From The New York Times, 7/12/07:
http://www.nytimes.com/2007/07/12/washington/12nixon.html?_r=1&hp=&adxnnl=1&oref=slogin&adxnnlx=1184243065-xgB4xr/q8dfPIC/YKP7Vig
National Archives Release 11 Hours of Nixon Tapes
By NEIL A. LEWIS
WASHINGTON —
The National Archives made available on Wednesday more than 11 hours
of tape recordings that show President Richard M. Nixon maneuvering in
1972 to remake the Republican Party in his image, crush South
Vietnamese opposition to his efforts to end the Vietnam War and dole
out patronage to ethnic groups based on how much they supported his
re-election.
The release of the tapes along with 78,000 pages of newly disclosed
documents should be a trove of fascinating detail and context for
historians, archives officials said.
The Nixon library in Yorba Linda, Calif., is now part of the National
Archives, as a result of an agreement forged after years of bitter
fights between the government and the Nixon family over custody of his
official papers.
The most dramatic and revelatory tape recordings involving abuses of
government power were disclosed in 1996 and included Nixon’s
conversations as recorded by a hidden taping system as the Watergate
scandal enveloped and eventually forced him from office.
The newly released recordings provide a fresh glimpse of the political
Nixon, especially in the heady moments of his 1972 landslide
re-election victory over his Democratic opponent, Senator George
McGovern, as the Watergate clouds were just beginning to form.
The documents span a wider period and include a memorandum that may
intrigue students of Nixon’s character.
In the document, written in December 1970 to H. R. Haldeman, a top
aide, Nixon expresses both anger and pain that his aides have not been
able to establish an image of him as a warm and caring person.
He makes several suggestions about how this could be accomplished,
warning frequently in the single-spaced 11-page document that it must
appear that the examples of his warmth were discovered by others and
not promoted by White House aides.
“There are innumerable examples of warm items,” he wrote, saying that
he had been “nicey-nicey to the cabinet, staff and Congress around
Christmastime” and that he had treated cabinet and subcabinet
officials “like dignified human beings and not dirt under my feet.”
With regard to the “warmth business,” the memorandum says, it is
important to emphasize to anyone who may write an article that the
president “does not brag about all the good things he does for
people.”
Shortly after trouncing Mr. McGovern in his re-election bid, Nixon is
heard on a Nov. 19, 1972, tape criticizing two men who would go on to
be president: Ronald Reagan and the elder George Bush.
He tells Charles W. Colson, a senior aide, that the Republican Party
is in trouble and needs to be reinforced with a coalition of
working-class Democrats.
“Basically, your leadership in the states is so bad,” Nixon says.
“Frankly, in California, it’s Reagan. You can’t do it around him.
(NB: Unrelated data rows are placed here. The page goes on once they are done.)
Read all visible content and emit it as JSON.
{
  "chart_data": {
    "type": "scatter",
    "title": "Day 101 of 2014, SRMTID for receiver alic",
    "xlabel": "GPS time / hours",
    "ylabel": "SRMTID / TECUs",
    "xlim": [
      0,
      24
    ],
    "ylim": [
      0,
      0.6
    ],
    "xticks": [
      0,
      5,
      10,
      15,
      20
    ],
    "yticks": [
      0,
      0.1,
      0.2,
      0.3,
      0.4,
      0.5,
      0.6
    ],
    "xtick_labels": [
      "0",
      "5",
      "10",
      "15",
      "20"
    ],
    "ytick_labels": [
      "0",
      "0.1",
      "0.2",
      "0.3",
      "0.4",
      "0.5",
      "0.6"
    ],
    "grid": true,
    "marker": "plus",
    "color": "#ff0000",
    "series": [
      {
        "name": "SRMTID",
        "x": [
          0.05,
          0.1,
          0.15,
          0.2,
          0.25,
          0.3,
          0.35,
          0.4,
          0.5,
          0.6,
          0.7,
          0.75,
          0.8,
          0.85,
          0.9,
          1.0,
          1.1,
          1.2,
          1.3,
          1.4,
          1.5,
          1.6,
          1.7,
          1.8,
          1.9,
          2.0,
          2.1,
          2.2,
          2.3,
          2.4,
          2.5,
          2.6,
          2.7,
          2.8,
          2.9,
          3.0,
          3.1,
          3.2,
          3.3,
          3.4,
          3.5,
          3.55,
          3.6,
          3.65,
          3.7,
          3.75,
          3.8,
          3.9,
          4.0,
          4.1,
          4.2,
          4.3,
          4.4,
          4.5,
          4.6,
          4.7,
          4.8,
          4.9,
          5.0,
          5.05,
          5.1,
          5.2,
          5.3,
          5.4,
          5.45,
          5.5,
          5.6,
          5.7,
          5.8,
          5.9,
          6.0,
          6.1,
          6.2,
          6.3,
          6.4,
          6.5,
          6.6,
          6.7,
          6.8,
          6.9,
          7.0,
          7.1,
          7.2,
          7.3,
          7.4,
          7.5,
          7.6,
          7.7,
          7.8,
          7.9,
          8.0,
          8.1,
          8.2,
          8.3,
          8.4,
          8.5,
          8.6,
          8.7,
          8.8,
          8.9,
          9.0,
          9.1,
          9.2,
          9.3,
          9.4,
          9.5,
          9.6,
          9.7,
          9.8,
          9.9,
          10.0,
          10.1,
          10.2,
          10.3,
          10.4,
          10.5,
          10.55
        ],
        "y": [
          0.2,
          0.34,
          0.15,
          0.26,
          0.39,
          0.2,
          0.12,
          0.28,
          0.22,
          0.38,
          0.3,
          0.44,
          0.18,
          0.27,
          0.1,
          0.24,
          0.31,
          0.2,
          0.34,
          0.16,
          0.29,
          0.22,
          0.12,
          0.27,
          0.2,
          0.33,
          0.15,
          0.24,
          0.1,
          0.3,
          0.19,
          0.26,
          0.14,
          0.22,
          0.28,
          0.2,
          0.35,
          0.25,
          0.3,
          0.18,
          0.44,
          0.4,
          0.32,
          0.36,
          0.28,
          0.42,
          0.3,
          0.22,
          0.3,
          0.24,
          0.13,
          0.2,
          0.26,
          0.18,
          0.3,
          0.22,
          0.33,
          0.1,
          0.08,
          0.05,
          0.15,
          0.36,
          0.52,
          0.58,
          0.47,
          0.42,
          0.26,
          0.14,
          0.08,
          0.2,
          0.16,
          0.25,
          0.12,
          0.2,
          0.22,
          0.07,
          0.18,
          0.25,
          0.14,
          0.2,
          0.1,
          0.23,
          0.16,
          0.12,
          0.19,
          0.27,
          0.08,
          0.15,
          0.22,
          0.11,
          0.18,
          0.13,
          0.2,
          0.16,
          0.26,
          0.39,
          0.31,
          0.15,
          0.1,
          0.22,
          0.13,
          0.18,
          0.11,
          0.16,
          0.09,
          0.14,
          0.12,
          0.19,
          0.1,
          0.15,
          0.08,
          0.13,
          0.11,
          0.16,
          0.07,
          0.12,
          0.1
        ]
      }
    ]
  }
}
He’s
got to do it, and he is a drag.”
Nixon talks in the same conversation about replacing Mr. Bush as
representative at the United Nations, saying:
“That whole staff up there is violently anti-Nixon, and Bush hasn’t
done one damn thing about it. He’s become part of it.”
Mr. Colson suggests replacing Mr. Bush with John Scali, a former
network television correspondent whom he describes as completely loyal
to Nixon.
The two men note that naming Mr. Scali would fulfill Nixon’s desire to
have an Italian-American in the top ranks of the administration.
A proposal to name Walter Washington, the first black mayor of the
District of Columbia, to the post is dismissed during the
conversation.
“We don’t owe the blacks a damn thing, anyway,” Nixon tells Mr.
Colson, who notes that African-Americans had contributed little to his
landslide victory.
Nixon responds:
“After all, pampering the blacks isn’t good. I think you’ve got a good
point there.”
Nixon also initially dismissed the idea of naming someone to a high
position as “the house Jew,” but then says of Leonard Garment, a White
House lawyer, “Let him be the house Jew.”